Ransomware is an ever-growing cyber threat that can completely devastate an organisation – and shows no signs of halting in 2023.
Last year, the US National Cyber Security Centre (NCSC) warned that ransomware was the biggest cybersecurity threat facing the world, describing the attacks as “unrelenting”. CEO of the NCSC Lindy Cameron warned that ransomware attacks strike “hard and fast” and that the so-called “ransomware as a service” model means the technology to carry out attacks lowers the bar for entry into cybercrime.
Ransomware is a type of malware that can affect anyone, but has become a significant threat to global businesses over recent years. There are multiple forms of ransomware. The traditional model simply encrypts files on a system after gaining access, demanding a ransom in return for the decryption key; this ransom is often requested in Bitcoin. Another model which is becoming increasingly common is cybercriminals saving a copy of the data that has been encrypted, and threatening to release it unless the ransom is paid. The ransom might be in the millions, but for large corporations the loss of revenue caused by a leak of confidential and private data could be even worse. Costs may include legal fees, IT network modifications, and lost productivity during downtime.
The majority of ransomware gains access to a system through user-initiated actions, such as clicking on a malicious link in a phishing email, or on a pop-up via a compromised website.
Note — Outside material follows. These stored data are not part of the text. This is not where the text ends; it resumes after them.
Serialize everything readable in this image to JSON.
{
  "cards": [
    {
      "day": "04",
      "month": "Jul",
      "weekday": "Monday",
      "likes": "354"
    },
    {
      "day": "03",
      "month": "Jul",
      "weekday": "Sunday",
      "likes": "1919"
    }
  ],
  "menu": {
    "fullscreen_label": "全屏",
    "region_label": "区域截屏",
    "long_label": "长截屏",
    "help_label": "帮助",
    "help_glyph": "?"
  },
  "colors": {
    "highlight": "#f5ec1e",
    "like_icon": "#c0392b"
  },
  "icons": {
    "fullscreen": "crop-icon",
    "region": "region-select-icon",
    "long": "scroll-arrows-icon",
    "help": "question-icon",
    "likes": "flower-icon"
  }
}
While many ransomware infections are indiscriminate, it is becoming increasingly common for cybercriminals to specifically target a victim. The FBI refers to this kind of ransomware attack as extortion, due to the typically higher ransom and threat to leak sensitive data.
Late last year, the Guardian website was compromised in what was believed to have been a ransomware attack. The attack affected certain parts of the publisher’s technology infrastructure, with staff told to work remotely, however online publishing was largely unaffected.
To mitigate the risks of ransomware in 2023, there are some best practices that businesses as well as individual home users can utilise. The most important is having an up-to-date backup to restore from in the event of ransomware infection. For home users his could be a single copy of your data backed up weekly or monthly onto an external hard drive, but for businesses, multiple iterations of the backup should be saved, and routinely tested for data integrity; there should be a backup stored off-site, too. Ensuring you have an up-to-date antivirus package is also important, with regular system and network scans performed. Businesses should also teach employees best practices with regard to clicking on links, perhaps with warnings when an email is received from an external recipient.